After working in bioinformatics for 10 years now, I have a few ideas about where the field is headed. I’m open to being wrong on any of these predictions, let me know in the comments!
- Bioinformatics-specific workflow managers will stick around for the foreseeable future. The most powerful argument for this is the activity and excitement in communities like nextflow-core.
- Nextflow is the best choice for doing bioinformatics at scale in 2022.
- Cloud is the future, but it’s still challenging to manage a team doing bioinformatics in the cloud.
- A large part of this is that scientists are trained working on local computers or university-built HPC clusters. The tools to abstract away the complexity of cloud computing for scientists do not exist yet.
- A more advanced and easier to use workflow manager will be developed that overtakes nextflow in popularity and community support.
- It will be written in python, not a clunky DSL or obscure language like groovy.

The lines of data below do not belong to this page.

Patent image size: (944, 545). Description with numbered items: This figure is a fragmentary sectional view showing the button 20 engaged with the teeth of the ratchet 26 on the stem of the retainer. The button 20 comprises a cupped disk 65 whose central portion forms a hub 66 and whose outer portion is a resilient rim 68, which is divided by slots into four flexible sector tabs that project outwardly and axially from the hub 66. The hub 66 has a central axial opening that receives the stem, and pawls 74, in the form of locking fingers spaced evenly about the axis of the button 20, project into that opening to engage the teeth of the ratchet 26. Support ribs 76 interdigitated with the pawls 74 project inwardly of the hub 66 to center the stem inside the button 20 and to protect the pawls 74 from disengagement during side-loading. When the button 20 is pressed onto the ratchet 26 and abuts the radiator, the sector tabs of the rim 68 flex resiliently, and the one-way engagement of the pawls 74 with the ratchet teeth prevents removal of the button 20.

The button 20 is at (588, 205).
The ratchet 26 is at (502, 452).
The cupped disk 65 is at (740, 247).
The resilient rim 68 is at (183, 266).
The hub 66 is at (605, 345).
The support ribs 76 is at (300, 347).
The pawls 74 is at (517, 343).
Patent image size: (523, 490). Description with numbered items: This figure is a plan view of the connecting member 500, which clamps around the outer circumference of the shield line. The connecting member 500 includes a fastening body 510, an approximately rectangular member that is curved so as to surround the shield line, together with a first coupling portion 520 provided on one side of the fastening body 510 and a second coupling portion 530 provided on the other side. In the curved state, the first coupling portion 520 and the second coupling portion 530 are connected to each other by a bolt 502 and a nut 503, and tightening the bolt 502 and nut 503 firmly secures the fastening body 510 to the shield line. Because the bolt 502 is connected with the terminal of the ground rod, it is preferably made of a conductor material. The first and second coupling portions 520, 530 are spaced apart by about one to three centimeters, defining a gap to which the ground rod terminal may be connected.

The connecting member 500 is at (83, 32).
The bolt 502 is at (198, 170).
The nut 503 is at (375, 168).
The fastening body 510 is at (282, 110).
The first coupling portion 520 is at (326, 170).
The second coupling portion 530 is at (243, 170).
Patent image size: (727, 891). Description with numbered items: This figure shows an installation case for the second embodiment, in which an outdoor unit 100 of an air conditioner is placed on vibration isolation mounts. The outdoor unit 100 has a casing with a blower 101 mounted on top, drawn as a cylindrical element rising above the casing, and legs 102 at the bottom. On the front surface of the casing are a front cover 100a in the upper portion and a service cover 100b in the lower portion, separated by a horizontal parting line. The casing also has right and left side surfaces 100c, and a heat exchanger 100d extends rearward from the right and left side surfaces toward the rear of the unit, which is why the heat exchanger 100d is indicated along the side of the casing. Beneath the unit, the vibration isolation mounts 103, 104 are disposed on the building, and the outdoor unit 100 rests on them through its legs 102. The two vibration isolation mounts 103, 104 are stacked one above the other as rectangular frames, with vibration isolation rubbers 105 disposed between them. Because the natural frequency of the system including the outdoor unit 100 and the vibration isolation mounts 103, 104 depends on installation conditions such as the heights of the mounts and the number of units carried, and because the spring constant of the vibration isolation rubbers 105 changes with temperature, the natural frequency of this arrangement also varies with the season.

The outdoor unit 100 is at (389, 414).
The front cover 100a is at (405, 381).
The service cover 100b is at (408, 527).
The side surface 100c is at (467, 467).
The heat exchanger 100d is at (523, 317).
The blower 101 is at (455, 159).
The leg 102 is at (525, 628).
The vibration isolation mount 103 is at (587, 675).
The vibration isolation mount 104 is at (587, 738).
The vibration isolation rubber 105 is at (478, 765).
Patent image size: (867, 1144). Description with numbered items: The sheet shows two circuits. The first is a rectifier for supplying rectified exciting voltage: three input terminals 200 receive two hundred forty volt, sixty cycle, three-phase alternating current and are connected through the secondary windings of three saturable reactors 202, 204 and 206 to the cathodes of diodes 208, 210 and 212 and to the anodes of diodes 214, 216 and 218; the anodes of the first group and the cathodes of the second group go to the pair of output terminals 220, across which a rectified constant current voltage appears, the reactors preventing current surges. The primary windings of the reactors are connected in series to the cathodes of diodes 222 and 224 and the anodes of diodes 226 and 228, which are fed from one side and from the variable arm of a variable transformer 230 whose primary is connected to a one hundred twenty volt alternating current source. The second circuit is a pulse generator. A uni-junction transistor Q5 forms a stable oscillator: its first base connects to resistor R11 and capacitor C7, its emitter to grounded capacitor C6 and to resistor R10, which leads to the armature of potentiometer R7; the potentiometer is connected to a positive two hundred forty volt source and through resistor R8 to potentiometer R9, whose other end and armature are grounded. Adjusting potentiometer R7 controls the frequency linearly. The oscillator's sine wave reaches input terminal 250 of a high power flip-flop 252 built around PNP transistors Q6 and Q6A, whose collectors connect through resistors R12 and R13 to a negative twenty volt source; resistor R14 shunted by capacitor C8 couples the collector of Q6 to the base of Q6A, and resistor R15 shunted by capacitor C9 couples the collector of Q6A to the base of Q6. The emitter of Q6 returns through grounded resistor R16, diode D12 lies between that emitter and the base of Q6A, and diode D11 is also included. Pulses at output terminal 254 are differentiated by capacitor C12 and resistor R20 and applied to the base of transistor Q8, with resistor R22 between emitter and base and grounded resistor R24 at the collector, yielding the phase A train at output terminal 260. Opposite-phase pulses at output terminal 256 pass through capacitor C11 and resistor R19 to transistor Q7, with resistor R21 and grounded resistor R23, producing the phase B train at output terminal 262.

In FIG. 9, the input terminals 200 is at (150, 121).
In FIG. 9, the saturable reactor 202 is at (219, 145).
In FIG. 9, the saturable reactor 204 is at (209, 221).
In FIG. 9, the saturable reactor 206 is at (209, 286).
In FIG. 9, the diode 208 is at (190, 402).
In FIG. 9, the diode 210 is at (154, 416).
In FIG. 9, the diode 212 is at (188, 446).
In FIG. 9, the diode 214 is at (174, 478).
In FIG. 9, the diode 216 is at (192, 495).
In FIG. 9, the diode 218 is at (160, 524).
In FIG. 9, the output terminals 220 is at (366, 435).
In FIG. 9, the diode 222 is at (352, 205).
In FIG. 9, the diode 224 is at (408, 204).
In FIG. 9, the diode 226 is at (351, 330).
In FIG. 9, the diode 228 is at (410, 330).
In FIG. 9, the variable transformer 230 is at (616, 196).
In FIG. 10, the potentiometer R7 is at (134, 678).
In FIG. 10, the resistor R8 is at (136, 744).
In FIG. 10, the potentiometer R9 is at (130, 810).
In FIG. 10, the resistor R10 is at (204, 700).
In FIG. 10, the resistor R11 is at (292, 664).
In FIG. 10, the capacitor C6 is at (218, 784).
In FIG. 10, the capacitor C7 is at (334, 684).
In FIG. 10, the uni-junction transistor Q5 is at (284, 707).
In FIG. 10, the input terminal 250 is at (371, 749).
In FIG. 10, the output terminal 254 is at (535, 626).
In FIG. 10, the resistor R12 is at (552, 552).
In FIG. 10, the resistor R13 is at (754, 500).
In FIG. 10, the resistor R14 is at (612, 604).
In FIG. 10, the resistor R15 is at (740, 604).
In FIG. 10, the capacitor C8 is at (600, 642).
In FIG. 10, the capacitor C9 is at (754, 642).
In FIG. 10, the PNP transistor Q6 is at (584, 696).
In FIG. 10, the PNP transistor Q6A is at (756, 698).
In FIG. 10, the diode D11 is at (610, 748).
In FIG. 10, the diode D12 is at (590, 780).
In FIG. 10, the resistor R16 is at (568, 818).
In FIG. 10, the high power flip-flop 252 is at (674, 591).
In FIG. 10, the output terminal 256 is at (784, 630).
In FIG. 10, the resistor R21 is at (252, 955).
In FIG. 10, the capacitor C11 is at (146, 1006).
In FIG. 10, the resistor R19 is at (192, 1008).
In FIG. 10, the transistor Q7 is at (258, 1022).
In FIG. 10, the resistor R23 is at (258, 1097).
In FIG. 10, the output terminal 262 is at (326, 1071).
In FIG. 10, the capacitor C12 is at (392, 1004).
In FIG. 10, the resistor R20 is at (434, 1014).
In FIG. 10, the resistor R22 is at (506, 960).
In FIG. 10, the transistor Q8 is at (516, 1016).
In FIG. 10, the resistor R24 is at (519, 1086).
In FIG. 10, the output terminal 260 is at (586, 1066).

- It will natively support execution in multiple cloud environments, intelligent resource usage, and smooth logging and debugging.
- It will have an optional graphical interface for pipeline design and monitoring.
- It may have already been started, as Redun satisfies many of these criteria.
Computational biologists and bioinformaticians often use domain-specific workflow managers like Snakemake, Nextflow, and CWL. To someone with a data engineering background, this may be confusing, as well-developed and efficient workflow orchestration tools already exist. Digging deeper, the differences in data type/scale, tooling, and bioinformatics-specific communities reveal strong reasons for choosing a bioinformatics-specific workflow manager, even at the highest scale.
- Wratten, L., Wilm, A. & Göke, J. Reproducible, scalable, and shareable analysis pipelines with bioinformatics workflow managers. Nat Methods 1–8 (2021) doi:10.1038/s41592-021-01254-9.